The Treasury audited itself after "heightened media attention and congressional inquiries surrounding Solyndra’s loan," the report reads.
It found inspectors were given only one day to examine Solyndra's books before the Department of Energy issued a press release announcing the loan. While critics -- and Republicans in particular -- point to the revelation as another example of wrongdoing, it's not entirely clear what the Treasury's role in the Solyndra loan was supposed to be in the first place.
Looking back at its own work, the department says it's not even sure if it "met the intent of the applicable law and regulation" because "Treasury's consultative role was not sufficiently defined."
The Solyndra loan was entirely backed by the Department of Energy under the authority of the American Reinvestment Act; Treasury's role was simply to disburse the money.
The specific language of the law says: "the Secretary [of Energy] shall make [loan] guarantees... as the Secretary determines, after consultation with the Secretary of the Treasury… .”

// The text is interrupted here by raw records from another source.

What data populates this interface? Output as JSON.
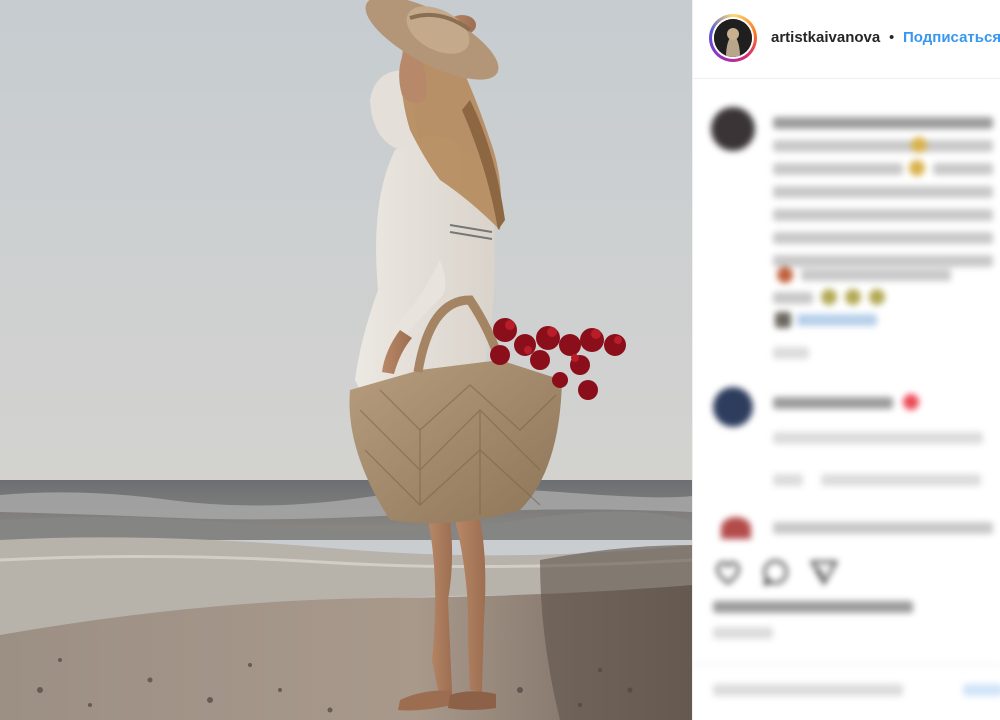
{
  "post": {
    "author": {
      "username": "artistkaivanova",
      "separator": "•",
      "follow_label": "Подписаться"
    }
  },
  "colors": {
    "follow_blue": "#3897f0",
    "text_dark": "#262626",
    "like_heart_red": "#ed4956"
  }
}
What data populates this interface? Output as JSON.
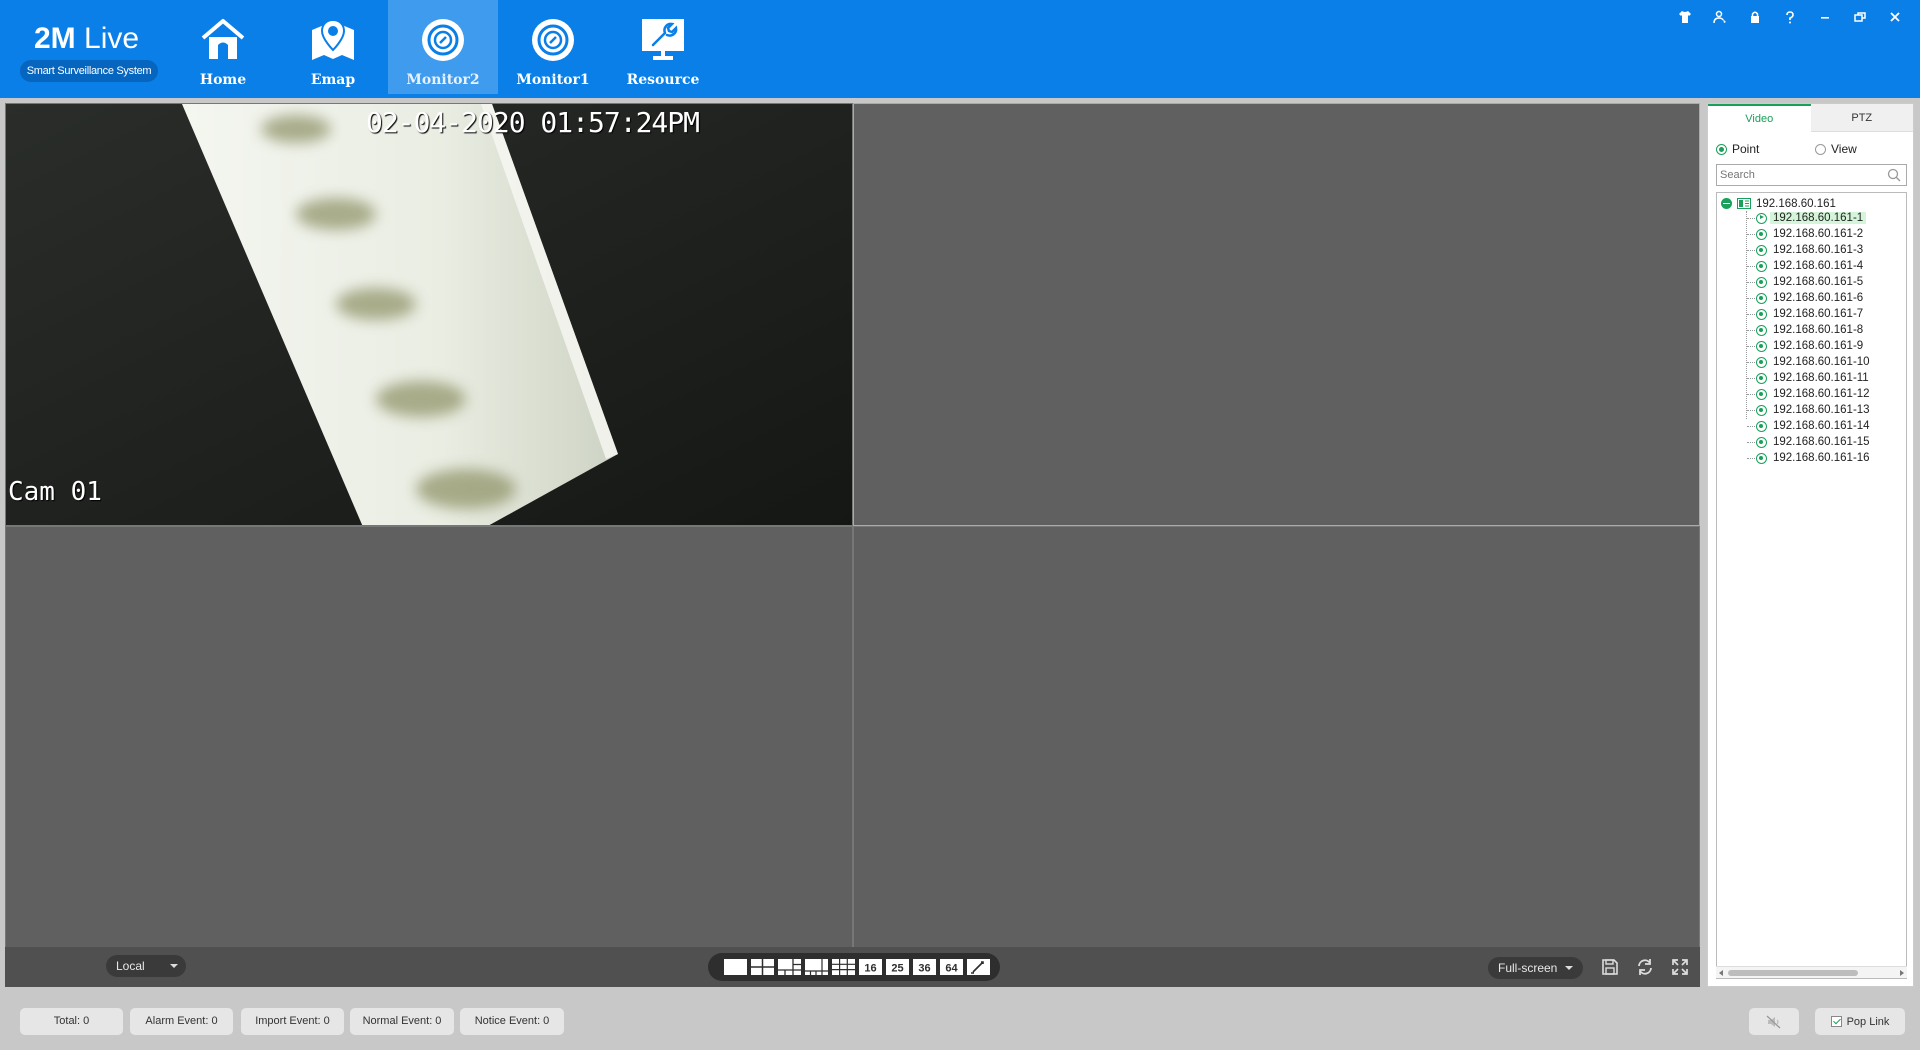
{
  "app": {
    "title_bold": "2M",
    "title_rest": " Live",
    "subtitle": "Smart Surveillance System"
  },
  "nav": [
    {
      "label": "Home",
      "icon": "home-icon",
      "active": false
    },
    {
      "label": "Emap",
      "icon": "map-pin-icon",
      "active": false
    },
    {
      "label": "Monitor2",
      "icon": "camera-monitor-icon",
      "active": true
    },
    {
      "label": "Monitor1",
      "icon": "camera-monitor-icon",
      "active": false
    },
    {
      "label": "Resource",
      "icon": "wrench-monitor-icon",
      "active": false
    }
  ],
  "window_controls": [
    "shirt-icon",
    "user-switch-icon",
    "lock-icon",
    "help-icon",
    "minimize-icon",
    "restore-icon",
    "close-icon"
  ],
  "video": {
    "osd_time": "02-04-2020 01:57:24PM",
    "osd_camera": "Cam 01"
  },
  "toolbar": {
    "local_select": "Local",
    "layouts": [
      "1",
      "4",
      "6",
      "8",
      "9",
      "16",
      "25",
      "36",
      "64",
      "custom"
    ],
    "fullscreen_select": "Full-screen"
  },
  "right_panel": {
    "tabs": [
      "Video",
      "PTZ"
    ],
    "active_tab": "Video",
    "radio_point": "Point",
    "radio_view": "View",
    "search_placeholder": "Search",
    "root": "192.168.60.161",
    "channels": [
      "192.168.60.161-1",
      "192.168.60.161-2",
      "192.168.60.161-3",
      "192.168.60.161-4",
      "192.168.60.161-5",
      "192.168.60.161-6",
      "192.168.60.161-7",
      "192.168.60.161-8",
      "192.168.60.161-9",
      "192.168.60.161-10",
      "192.168.60.161-11",
      "192.168.60.161-12",
      "192.168.60.161-13",
      "192.168.60.161-14",
      "192.168.60.161-15",
      "192.168.60.161-16"
    ],
    "selected_channel": "192.168.60.161-1"
  },
  "status": {
    "total": "Total: 0",
    "alarm": "Alarm Event: 0",
    "import": "Import Event: 0",
    "normal": "Normal Event: 0",
    "notice": "Notice Event: 0",
    "pop_link": "Pop Link"
  },
  "colors": {
    "topbar": "#0a7fe8",
    "accent_green": "#1aa05a",
    "selected_cell_border": "#4fd1d9"
  }
}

The problem, says the inspector general, is no one is sure what "consultation" meant.
Though it was rushed, the Treasury says it had enough time to find flaws in Solyndra's finances but cannot find any evidence the Department of Energy considered or even noticed those concerns.
Solyndra was touted by the Obama administration as a prime example of how green technology could deliver jobs.
The President visited the facility in May of 2010 and said "it is just a testament to American ingenuity and dynamism and the fact that we continue to have the best universities in the world, the best technology in the world, and most importantly the best workers in the world. And you guys all represent that. "
The company shut its doors in September of 2011.